Assessments, by design, should show a stair step of understanding toward mastery of state-approved learning standards. But assessments also need to provide a clear picture of student understanding within those skills so teachers can take that information and fill in the gaps.
Curricular companies do not know my individual students in De Soto, Missouri, but I do. While it creates an uncomfortable feeling for teachers to be thrown into the pond with assessment creation, it is also one of the most important steps we can take to help accelerate student learning.
Breaking down the assessment process
Teachers are the only professionals who can most effectively build these assessments for their students. With support and training on unwrapping standards, creating learning targets, designing proficiency scales, and analyzing data through collaborative professional learning communities to drive instructional decisions, teachers can better design assessments. And through that guidance and support, teachers will maintain the rigor of end-of-year state assessments, yet provide levels of mastery that are used to meet students where they are and provide the interventions they need to be successful.

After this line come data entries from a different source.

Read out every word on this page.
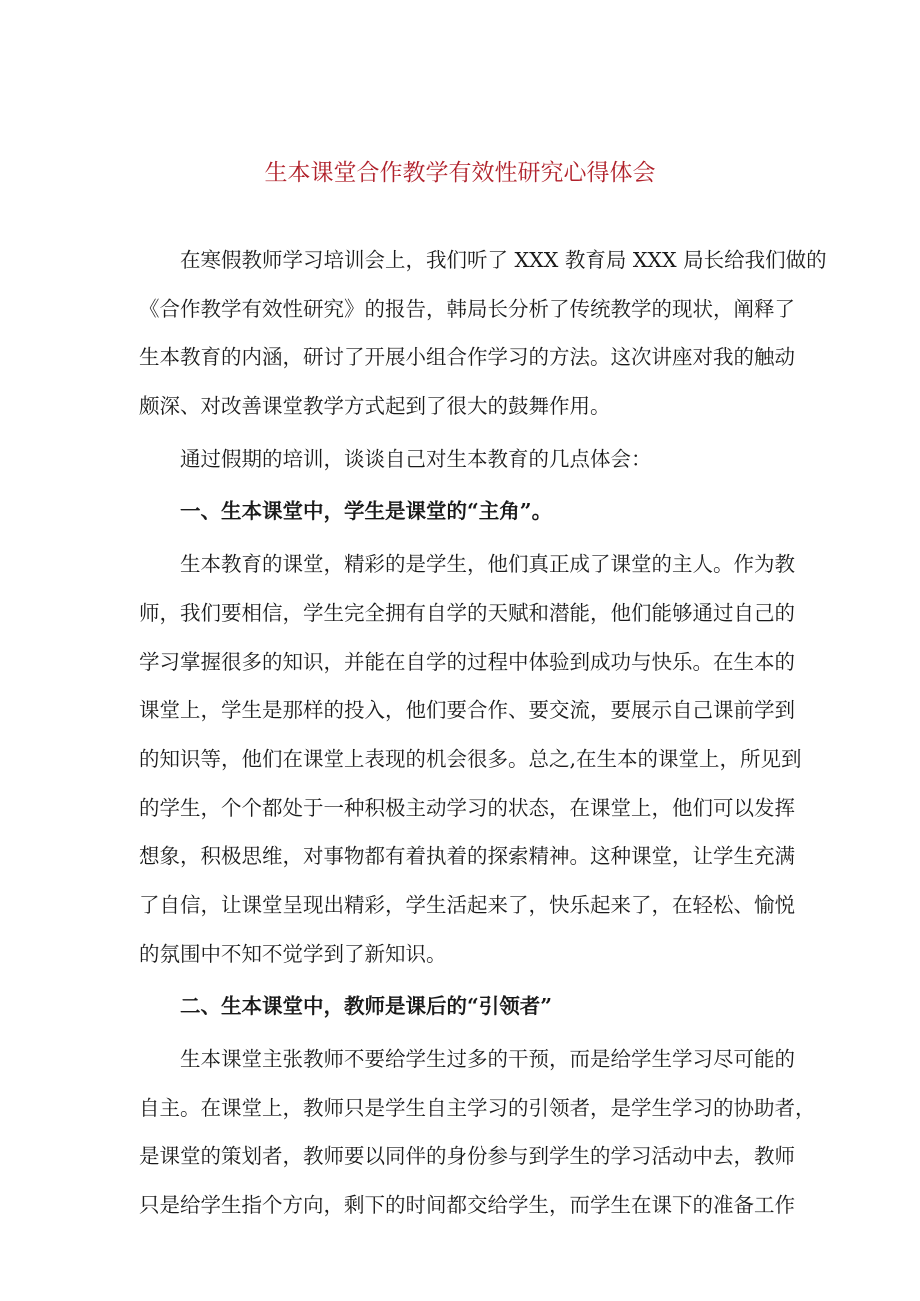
生本课堂合作教学有效性研究心得体会
在寒假教师学习培训会上，我们听了 XXX 教育局 XXX 局长给我们做的
《合作教学有效性研究》的报告，韩局长分析了传统教学的现状，阐释了
生本教育的内涵，研讨了开展小组合作学习的方法。这次讲座对我的触动
颇深、对改善课堂教学方式起到了很大的鼓舞作用。
通过假期的培训，谈谈自己对生本教育的几点体会：
一、生本课堂中，学生是课堂的“主角”。
生本教育的课堂，精彩的是学生，他们真正成了课堂的主人。作为教
师，我们要相信，学生完全拥有自学的天赋和潜能，他们能够通过自己的
学习掌握很多的知识，并能在自学的过程中体验到成功与快乐。在生本的
课堂上，学生是那样的投入，他们要合作、要交流，要展示自己课前学到
的知识等，他们在课堂上表现的机会很多。总之,在生本的课堂上，所见到
的学生，个个都处于一种积极主动学习的状态，在课堂上，他们可以发挥
想象，积极思维，对事物都有着执着的探索精神。这种课堂，让学生充满
了自信，让课堂呈现出精彩，学生活起来了，快乐起来了，在轻松、愉悦
的氛围中不知不觉学到了新知识。
二、生本课堂中，教师是课后的“引领者”
生本课堂主张教师不要给学生过多的干预，而是给学生学习尽可能的
自主。在课堂上，教师只是学生自主学习的引领者，是学生学习的协助者，
是课堂的策划者，教师要以同伴的身份参与到学生的学习活动中去，教师
只是给学生指个方向，剩下的时间都交给学生，而学生在课下的准备工作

Teachers want nothing more than to find success for struggling students. In order to do this, they want to have a deep understanding of their state learning standards. Teachers want to identify what the barriers are that are holding a student back from success, and they are excited when they can find this in assessment data. Most importantly, teachers are more successful when they can do this work in a collaborative environment such as a professional learning community.
In De Soto, we have found success using these same essential components over the last few years. Our state assessment scores have increased by double-digit percentage points in many areas year over year, with growth in almost every area across the board this previous year in grades 3-12.

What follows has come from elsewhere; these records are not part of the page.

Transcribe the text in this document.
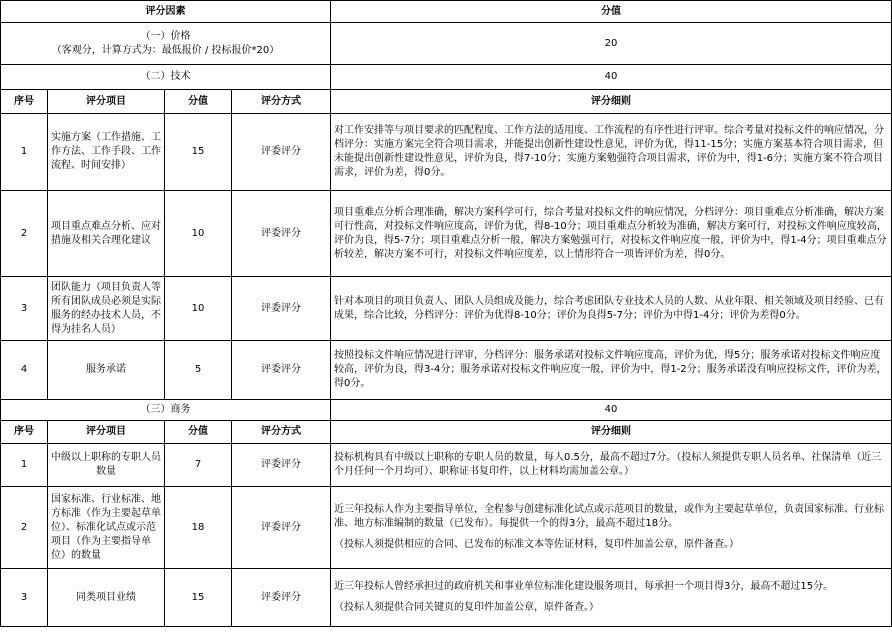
评分因素				分值
（一）价格
（客观分，计算方式为：最低报价 / 投标报价*20）				20
（二）技术				40
序号	评分项目	分值	评分方式	评分细则
1	实施方案（工作措施、工作方法、工作手段、工作流程、时间安排）	15	评委评分	对工作安排等与项目要求的匹配程度、工作方法的适用度、工作流程的有序性进行评审。综合考量对投标文件的响应情况，分档评分：实施方案完全符合项目需求，并能提出创新性建设性意见，评价为优，得11-15分；实施方案基本符合项目需求，但未能提出创新性建设性意见，评价为良，得7-10分；实施方案勉强符合项目需求，评价为中，得1-6分；实施方案不符合项目需求，评价为差，得0分。
2	项目重点难点分析、应对措施及相关合理化建议	10	评委评分	项目重难点分析合理准确，解决方案科学可行，综合考量对投标文件的响应情况，分档评分：项目重难点分析准确，解决方案可行性高，对投标文件响应度高，评价为优，得8-10分；项目重难点分析较为准确，解决方案可行，对投标文件响应度较高，评价为良，得5-7分；项目重难点分析一般，解决方案勉强可行，对投标文件响应度一般，评价为中，得1-4分；项目重难点分析较差，解决方案不可行，对投标文件响应度差，以上情形符合一项皆评价为差，得0分。
3	团队能力（项目负责人等所有团队成员必须是实际服务的经办技术人员，不得为挂名人员）	10	评委评分	针对本项目的项目负责人、团队人员组成及能力，综合考虑团队专业技术人员的人数、从业年限、相关领域及项目经验、已有成果，综合比较，分档评分：评价为优得8-10分；评价为良得5-7分；评价为中得1-4分；评价为差得0分。
4	服务承诺	5	评委评分	按照投标文件响应情况进行评审，分档评分：服务承诺对投标文件响应度高，评价为优，得5分；服务承诺对投标文件响应度较高，评价为良，得3-4分；服务承诺对投标文件响应度一般，评价为中，得1-2分；服务承诺没有响应投标文件，评价为差，得0分。
（三）商务				40
序号	评分项目	分值	评分方式	评分细则
1	中级以上职称的专职人员数量	7	评委评分	投标机构具有中级以上职称的专职人员的数量，每人0.5分，最高不超过7分。（投标人须提供专职人员名单、社保清单（近三个月任何一个月均可）、职称证书复印件，以上材料均需加盖公章。）
2	国家标准、行业标准、地方标准（作为主要起草单位）、标准化试点或示范项目（作为主要指导单位）的数量	18	评委评分	近三年投标人作为主要指导单位，全程参与创建标准化试点或示范项目的数量，或作为主要起草单位，负责国家标准、行业标准、地方标准编制的数量（已发布）。每提供一个的得3分，最高不超过18分。
（投标人须提供相应的合同、已发布的标准文本等佐证材料，复印件加盖公章，原件备查。）

3	同类项目业绩	15	评委评分	近三年投标人曾经承担过的政府机关和事业单位标准化建设服务项目，每承担一个项目得3分，最高不超过15分。
（投标人须提供合同关键页的复印件加盖公章，原件备查。）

Finding a viable solution in De Soto
The ingredients are simple, yet the work is difficult. Collaboration and data analysis are key, leading to a big payoff for students! We have spent the last few years reviewing our deep dive into unwrapping our state standards, creating effective learning targets, designing proficiency scales, and learning about effective assessment design. Though this is work we have done as a district many times in the past, it’s now even more important. We had a vision in mind for finding the most effective way to diagnose student learning gaps and provide the most effective interventions to support them.
However, an assessment is only as good as the data you receive. That is where Mastery Connect by Instructure came into play for De Soto. Mastery Connect is a program that gives teachers a platform to create assessments with individual questions aligned to specific standards. After facilitating the assessment, teachers get immediate graphical and data feedback showing student mastery for each standard assessed, and a breakdown of that data by question, class, teacher, and team. This gives teachers the tools to effectively analyze data and drive instructional decisions to best support students.
While we are asking teachers to jump into the deep end with assessment creation, we are providing some life preservers through programs like Mastery Connect that can show them immediate, effective feedback of that assessment work, and give them the information they need to see the big payoff in student growth.
Assessment work is always a work in progress. We will always refine, revise, and improve our assessments to provide better data, increase rigor, and more closely align to state standards. It is this work, however, that can have the greatest impact on student achievement. Teachers, more than anyone, have the expertise and ability to create and design effective assessments for their students. Partnered with effective collaboration and tools such as Mastery Connect, we can see those learning gaps continue to close and students continue to achieve.